JawaPos.com - Pernah merasa kulit justru jadi kusam atau iritasi meski sudah pakai banyak produk skincare?
Tenang, kamu tidak sendirian. Ternyata, penggunaan skincare yang berlapis-lapis tanpa pola yang tepat bisa membuat kulit “kelelahan” dan hasilnya tidak maksimal.
Kini ada metode baru yang sedang viral di dunia kecantikan, yaitu skin cycling.
Skin cycling adalah rutinitas perawatan kulit selama 4 malam yang dirancang agar produk skincare bekerja lebih efektif dan tidak membebani kulit.
Konsepnya sederhana, ada hari khusus untuk eksfoliasi, hari untuk retinol, dan dua hari untuk pemulihan atau recovery.
Dengan pola ini, kulit bisa tetap sehat, terhidrasi, sekaligus mendapatkan manfaat maksimal dari produk skincare yang kamu gunakan.
Apa Itu Skin Cycling?
Melansir dari laman Klik Dokter, skin cycling merupakan metode perawatan kulit yang dijalankan dengan pola rutin selama empat malam.
Konsep ini pertama kali dikenalkan oleh dr.
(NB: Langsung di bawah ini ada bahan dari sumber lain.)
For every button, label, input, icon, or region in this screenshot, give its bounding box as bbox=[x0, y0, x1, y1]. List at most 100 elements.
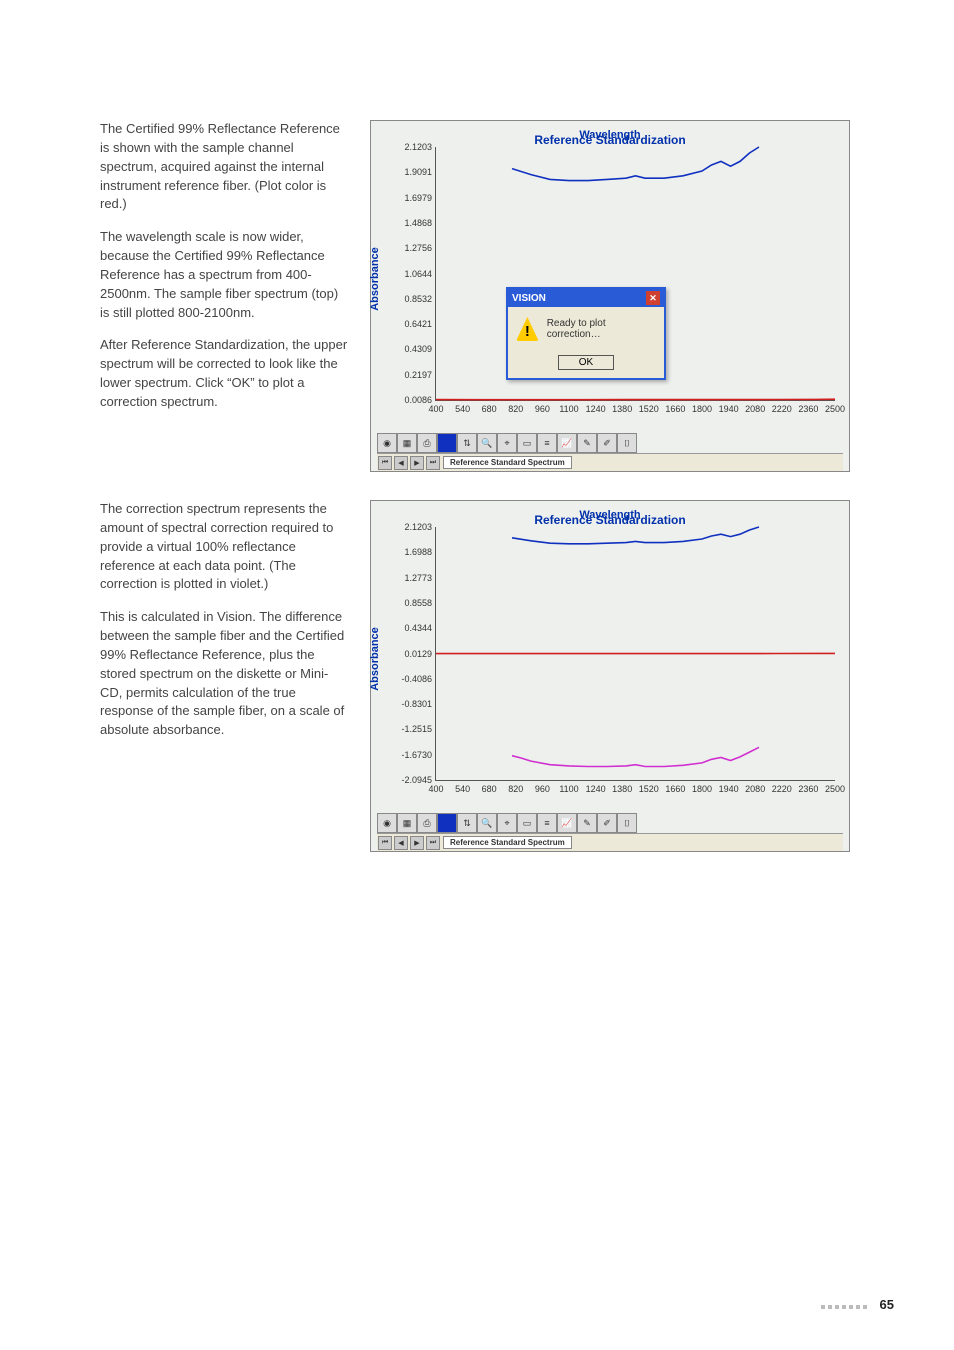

Whitney Bowe, seorang dermatolog asal New York, Amerika Serikat.
Ia menekankan bahwa perawatan kulit tidak harus rumit atau menggunakan banyak produk.
Yang terpenting adalah memaksimalkan penggunaan skincare pada malam hari agar hasilnya lebih optimal.
Dalam siklus empat malam tersebut, urutannya meliputi, malam pertama eksfoliasi, malam kedua penggunaan retinol, kemudian dua malam berikutnya difokuskan pada tahap pemulihan. Setelah itu, siklus diulang kembali dari awal.
Manfaat Skin Cycling untuk Kulit
Menurut laman Everyday Health, skin cycling disebut memiliki berbagai manfaat oleh para dermatolog maupun penggunanya.
- Membantu Memperbaiki Skin Barrier
Skin barrier yang sehat penting untuk melindungi kulit dari infeksi, bahan kimia, maupun alergen.
Eksfoliasi berlebihan dan retinoid kuat bisa merusaknya, sehingga malam pemulihan berperan penting dalam menjaga perlindungan alami kulit.
- Mengurangi Efek Samping Produk
Dengan mengatur frekuensi penggunaan bahan aktif, skin cycling dapat meminimalkan risiko iritasi.
Misalnya, retinol bisa digunakan dengan lapisan pelembap tambahan agar lebih aman.
- Melindungi Kulit dari Perubahan Musim
Pada musim dingin atau udara kering, malam pemulihan membantu menjaga kelembapan kulit sehingga lebih tahan terhadap cuaca ekstrem dan mencegah masalah seperti kulit kering atau eksim.
Cara Melakukan Skin Cycling
Jika ingin mencoba skin cycling, ada rutinitas empat malam yang bisa diikuti secara berulang.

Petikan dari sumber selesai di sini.